Global supply chains are increasingly becoming more vulnerable to potential disruption to trade, says Aon, one of the world’s leading providers of risk management services, insurance and reinsurance brokerage. Every year, Aon publishes a political risk map, and in 2009 the number of countries tagged with ‘supply chain vulnerability’ has increased from 38 to 54 due to risks ranging from government embargo or interference with a supplier through to strikes, terrorism and sabotage.
The commodity crunch
This year’s map includes a Commodity Crunch Exposure Matrix, which identifies the countries most vulnerable to political instability in 2009 if commodity prices continue to fall, as has been suggested by some forecasters. According to Roger Schwartz, senior vice president of Aon Trade Credit,
Volatility in global commodity prices contributed to political and economic instability in a number of countries in the 1970s and early 1980s. Countries that until recently benefited from very high commodity prices may now suffer as they fall. The types of commodities we are talking about include oils, metals and minerals.

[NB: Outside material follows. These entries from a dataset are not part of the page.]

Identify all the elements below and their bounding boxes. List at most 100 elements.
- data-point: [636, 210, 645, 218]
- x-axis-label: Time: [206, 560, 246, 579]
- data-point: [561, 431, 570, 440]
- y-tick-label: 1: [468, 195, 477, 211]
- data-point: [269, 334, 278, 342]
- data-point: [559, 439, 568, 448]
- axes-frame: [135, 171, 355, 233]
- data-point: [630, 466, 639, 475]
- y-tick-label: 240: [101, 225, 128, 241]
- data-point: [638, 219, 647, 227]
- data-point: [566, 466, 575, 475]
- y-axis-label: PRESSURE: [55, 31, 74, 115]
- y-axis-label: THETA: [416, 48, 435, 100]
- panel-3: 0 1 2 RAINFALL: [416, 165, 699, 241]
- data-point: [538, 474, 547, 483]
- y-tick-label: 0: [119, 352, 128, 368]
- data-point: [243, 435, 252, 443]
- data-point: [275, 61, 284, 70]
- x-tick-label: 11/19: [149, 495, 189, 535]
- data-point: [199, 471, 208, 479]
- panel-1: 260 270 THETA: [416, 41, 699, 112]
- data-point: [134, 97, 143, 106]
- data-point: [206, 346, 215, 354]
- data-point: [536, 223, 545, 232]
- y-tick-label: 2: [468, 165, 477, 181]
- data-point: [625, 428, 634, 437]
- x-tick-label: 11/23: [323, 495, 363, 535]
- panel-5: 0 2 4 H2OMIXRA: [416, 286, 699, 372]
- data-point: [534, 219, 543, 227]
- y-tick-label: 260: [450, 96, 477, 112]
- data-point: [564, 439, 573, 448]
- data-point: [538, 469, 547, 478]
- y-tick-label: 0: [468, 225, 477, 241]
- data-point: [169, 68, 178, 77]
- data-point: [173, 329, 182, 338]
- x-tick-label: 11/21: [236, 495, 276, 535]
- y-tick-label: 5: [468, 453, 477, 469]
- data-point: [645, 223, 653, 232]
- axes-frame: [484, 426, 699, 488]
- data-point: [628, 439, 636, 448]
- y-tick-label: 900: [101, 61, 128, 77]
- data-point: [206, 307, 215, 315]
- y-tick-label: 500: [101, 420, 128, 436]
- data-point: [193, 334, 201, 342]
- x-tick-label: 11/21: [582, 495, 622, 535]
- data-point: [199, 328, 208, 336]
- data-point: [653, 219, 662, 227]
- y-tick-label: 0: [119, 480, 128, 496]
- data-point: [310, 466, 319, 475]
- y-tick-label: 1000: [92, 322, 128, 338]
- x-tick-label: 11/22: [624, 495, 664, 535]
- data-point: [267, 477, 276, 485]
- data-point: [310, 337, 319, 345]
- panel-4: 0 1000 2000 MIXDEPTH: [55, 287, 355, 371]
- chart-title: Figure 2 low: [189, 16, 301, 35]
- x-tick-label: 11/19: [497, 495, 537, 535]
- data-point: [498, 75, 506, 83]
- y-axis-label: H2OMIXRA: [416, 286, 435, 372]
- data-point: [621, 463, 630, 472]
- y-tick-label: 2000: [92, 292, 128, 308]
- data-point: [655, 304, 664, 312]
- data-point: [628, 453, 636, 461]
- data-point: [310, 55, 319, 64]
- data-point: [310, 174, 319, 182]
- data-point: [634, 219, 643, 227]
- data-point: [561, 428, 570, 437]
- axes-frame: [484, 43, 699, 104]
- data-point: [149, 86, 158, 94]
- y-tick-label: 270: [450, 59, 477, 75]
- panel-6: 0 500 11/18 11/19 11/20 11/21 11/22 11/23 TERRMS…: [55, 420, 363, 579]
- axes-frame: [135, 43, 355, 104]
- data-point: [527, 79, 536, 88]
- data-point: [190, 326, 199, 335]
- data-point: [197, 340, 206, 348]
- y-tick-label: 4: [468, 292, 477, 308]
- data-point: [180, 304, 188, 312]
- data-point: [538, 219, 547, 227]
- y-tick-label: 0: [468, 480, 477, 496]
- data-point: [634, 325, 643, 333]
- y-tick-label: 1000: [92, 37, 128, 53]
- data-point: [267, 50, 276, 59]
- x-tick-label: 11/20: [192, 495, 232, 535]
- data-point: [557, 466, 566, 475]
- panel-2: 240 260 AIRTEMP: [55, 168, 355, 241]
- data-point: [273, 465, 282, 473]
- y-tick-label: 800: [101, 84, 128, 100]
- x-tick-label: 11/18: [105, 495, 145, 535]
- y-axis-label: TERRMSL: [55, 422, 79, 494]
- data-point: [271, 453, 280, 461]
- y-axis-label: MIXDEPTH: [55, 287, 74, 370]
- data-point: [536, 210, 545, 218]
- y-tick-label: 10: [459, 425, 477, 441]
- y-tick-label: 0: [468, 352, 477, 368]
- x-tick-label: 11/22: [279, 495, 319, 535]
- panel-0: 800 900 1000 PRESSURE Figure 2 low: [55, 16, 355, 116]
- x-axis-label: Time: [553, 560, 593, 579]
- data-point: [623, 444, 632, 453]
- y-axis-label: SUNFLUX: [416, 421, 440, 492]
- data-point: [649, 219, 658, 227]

Interestingly, Norway makes an entrance on this list, with a medium to medium-high risk. Should I be worried?
Understand – Identify – Mitigate
According to strategicrisk.co.uk, Alex Hindson, head of enterprise risk management at Aon Global Risk Consulting, says:
The key to managing supply chain risk is to gain an understanding of the risks. Mapping key supplier dependencies is the first step in taking control of the risk exposures. By identifying single point failures and quantifying exposures, organisations can take conscious decisions to mitigate exposures. Mitigation might include multiple sourcing, safety stock holding, consignment stock or business continuity plans based on rerouting manufacturing through alternative manufacturing facilities. As always plans needs to be put in place and tested prior to the event to be any guarantee of supply chain resilience.
- aon risk map : Aon Political Risk Map
In 2008, the World Economic Forum published a report on Global Risks 2008 that highlighted the risk potential that global supply chains have, and the report on Global Risks 2009 even put whole countries at risk.